Plan Cœur est une série française réalisée par Noémie Saglio et Julien Teisseire, diffusée via la plateforme de streaming Netflix et commandée par elle pour agrandir ses parts de marché en France. Décrivant la vie d’un groupe d’ami.e.s trentenaire, la série enchaîne situations improbables et dialogues crus. Et si vous ne voulez pas de spoilers, arrêtez-vous là…
La série s’inspire des rom-com anglo-saxonnes type Bridget Jones ou Coup de foudre à Notting Hills . Le personnage principal est une anti-héroïne maladroite, spontanée, un peu nunuche, qui boit trop, mange trop mais est tout de même époustouflante de beauté quand elle enlève ses lunettes. Les scénaristes sont en retard : Bridget Jones, c’était dans les années 90 et depuis, il me semble que le monde a réalisé que les femmes ne sortent pas du lit maquillées et font parfois des taches de gras sur leur pull. L’anti-héroïne, au lieu d’être « non-conforme » et attachante par son originalité, est en fait une fille très malheureuse qui a vraiment besoin d’un thérapeute.
En effet, Elsa, interprétée par Zita Hanrot, fait un boulot qui ne l’intéresse pas, vit chez son père et ne se remet pas de sa rupture avec son ex deux ans auparavant. Ses deux meilleures amies de toujours, Émilie, dite Milou, et Charlotte (interprétées respectivement par Joséphine Drai et Sabrina Ouazani), sont grosso modo le seul point positif de sa vie.

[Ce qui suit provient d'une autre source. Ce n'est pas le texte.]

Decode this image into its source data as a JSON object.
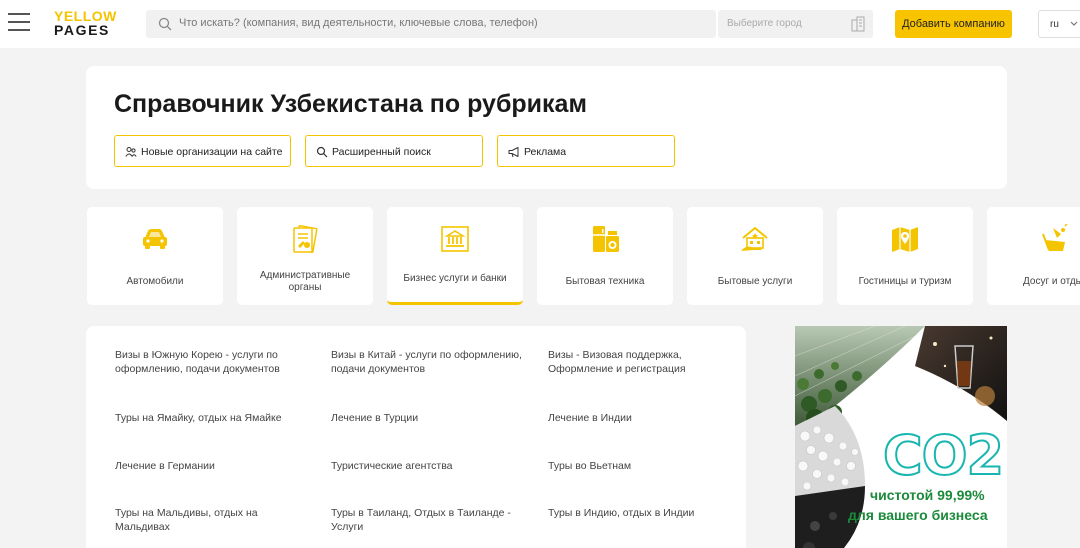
{
  "header": {
    "logo_line1": "YELLOW",
    "logo_line2": "PAGES",
    "search_placeholder": "Что искать? (компания, вид деятельности, ключевые слова, телефон)",
    "city_placeholder": "Выберите город",
    "add_company": "Добавить компанию",
    "lang": "ru"
  },
  "page": {
    "title": "Справочник Узбекистана по рубрикам",
    "chips": [
      {
        "label": "Новые организации на сайте",
        "icon": "people-icon"
      },
      {
        "label": "Расширенный поиск",
        "icon": "search-icon"
      },
      {
        "label": "Реклама",
        "icon": "megaphone-icon"
      }
    ]
  },
  "categories": [
    {
      "label": "Автомобили",
      "icon": "car-icon",
      "active": false
    },
    {
      "label": "Административные органы",
      "icon": "documents-icon",
      "active": false
    },
    {
      "label": "Бизнес услуги и банки",
      "icon": "bank-icon",
      "active": true
    },
    {
      "label": "Бытовая техника",
      "icon": "appliances-icon",
      "active": false
    },
    {
      "label": "Бытовые услуги",
      "icon": "home-services-icon",
      "active": false
    },
    {
      "label": "Гостиницы и туризм",
      "icon": "map-icon",
      "active": false
    },
    {
      "label": "Досуг и отдых",
      "icon": "leisure-icon",
      "active": false
    }
  ],
  "links": [
    [
      "Визы в Южную Корею - услуги по оформлению, подачи документов",
      "Визы в Китай - услуги по оформлению, подачи документов",
      "Визы - Визовая поддержка, Оформление и регистрация"
    ],
    [
      "Туры на Ямайку, отдых на Ямайке",
      "Лечение в Турции",
      "Лечение в Индии"
    ],
    [
      "Лечение в Германии",
      "Туристические агентства",
      "Туры во Вьетнам"
    ],
    [
      "Туры на Мальдивы, отдых на Мальдивах",
      "Туры в Таиланд, Отдых в Таиланде - Услуги",
      "Туры в Индию, отдых в Индии"
    ]
  ],
  "ad": {
    "headline": "CO2",
    "line1": "чистотой 99,99%",
    "line2": "для вашего бизнеса"
  },
  "colors": {
    "accent": "#f8c400",
    "ad_teal": "#19b5b0",
    "ad_green": "#1b8a3a"
  }
}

Comme dans toutes les rom-com qui se respectent, la solution pour Elsa n’est pas dans les anti-dépresseurs, la remise en question de sa trajectoire de vie, ou encore un appel à l’aide d’un professionnel de la santé mentale, mais bien un homme. Une petite touche contemporaine est tout de même apportée : cet homme ne sera pas censé être son futur mari et le père de ses enfants, mais seulement un très bon coup d’un soir afin de la remettre sur les rails.
Cet homme providentiel, c’est Jules. Jules est un travailleur du sexe payé par Charlotte pour rendre à Elsa sa libido et par là-même régler tous ses problèmes. On a tou.te.s vu Pretty Woman , on sait comment ça finit : le travailleur du sexe tombe amoureux de la belle, et vice-et-versa. Sauf qu’ici, Elsa ne sait pas que Jules est payé pour lui faire la cour, et elle n’a pas vraiment les moyens de l’entretenir. Cela finira-t-il bien ? Elsa reprendra-t-elle confiance en elle maintenant qu’un homme l’a regardée avec désir ? Pourra-t-elle pardonner ses amies et Jules une fois qu’elle apprendra la supercherie ? Jules quittera-t-il son métier pour vivre d’amour et d’eau fraîche ? Suspense…
Le scénario reprend quelques tendances clé qui pourraient sembler réjouissantes dans le paysage audiovisuel francophone, et sur lequel la bande-annonce repose. Un groupe de trois amies très soudées (#femalefriendship) qui ne correspondent pas au cliché de la féminité classique mais sont indépendantes et libérées (#strongwomen). Émilie, enceinte, cache à son mec qu’elle n’a pas pris de congé de maternité pour continuer à travailler en tant qu’architecte cheffe de chantier. Charlotte refuse la notion du couple et l’idée du CDI, enchaîne les petits boulots et les coups d’un soir avec bonheur.
Mais dès le premier épisode, tout ce beau programme s’écroule. Charlotte, à la manière d’une Samantha des dernières saisons de Sex and the city , trouve l’amour en la personne du meilleur ami de son frère. Cette relation tombe sous le coup du secret parce qu’une loi tacite mais apparement connue de tou.te.s interdit de toucher à la sœur d’un pote (les femmes étant la propriété des hommes de sa famille, probablement). Elle découvre dans la foulée que, si elle n’est pas faite pour le CDI, elle est faite pour… l’entreprenariat !! Elle trouve une idée révolutionnaire d’un service uber pour femmes ( pink cars ! Parce que les femmes adorent le rose !). Son nouvel amoureux la pousse à la mettre en pratique car lui-même a déjà fondé une boîte. Elle se met donc à potasser des bouquins de marketing et en deux semaines, l’affaire est dans le sac, elle trouve des fonds, toujours poussée par l’homme de sa vie. Macron nous l’avait dit : si vous voulez vous payer un costard, il suffit de traverser la rue et trouver du travail (ou un truc comme ça). Si vous êtes une femme, vous devez aussi vous appuyer sur un homme qui vous donnera confiance en vous, et le tour est joué !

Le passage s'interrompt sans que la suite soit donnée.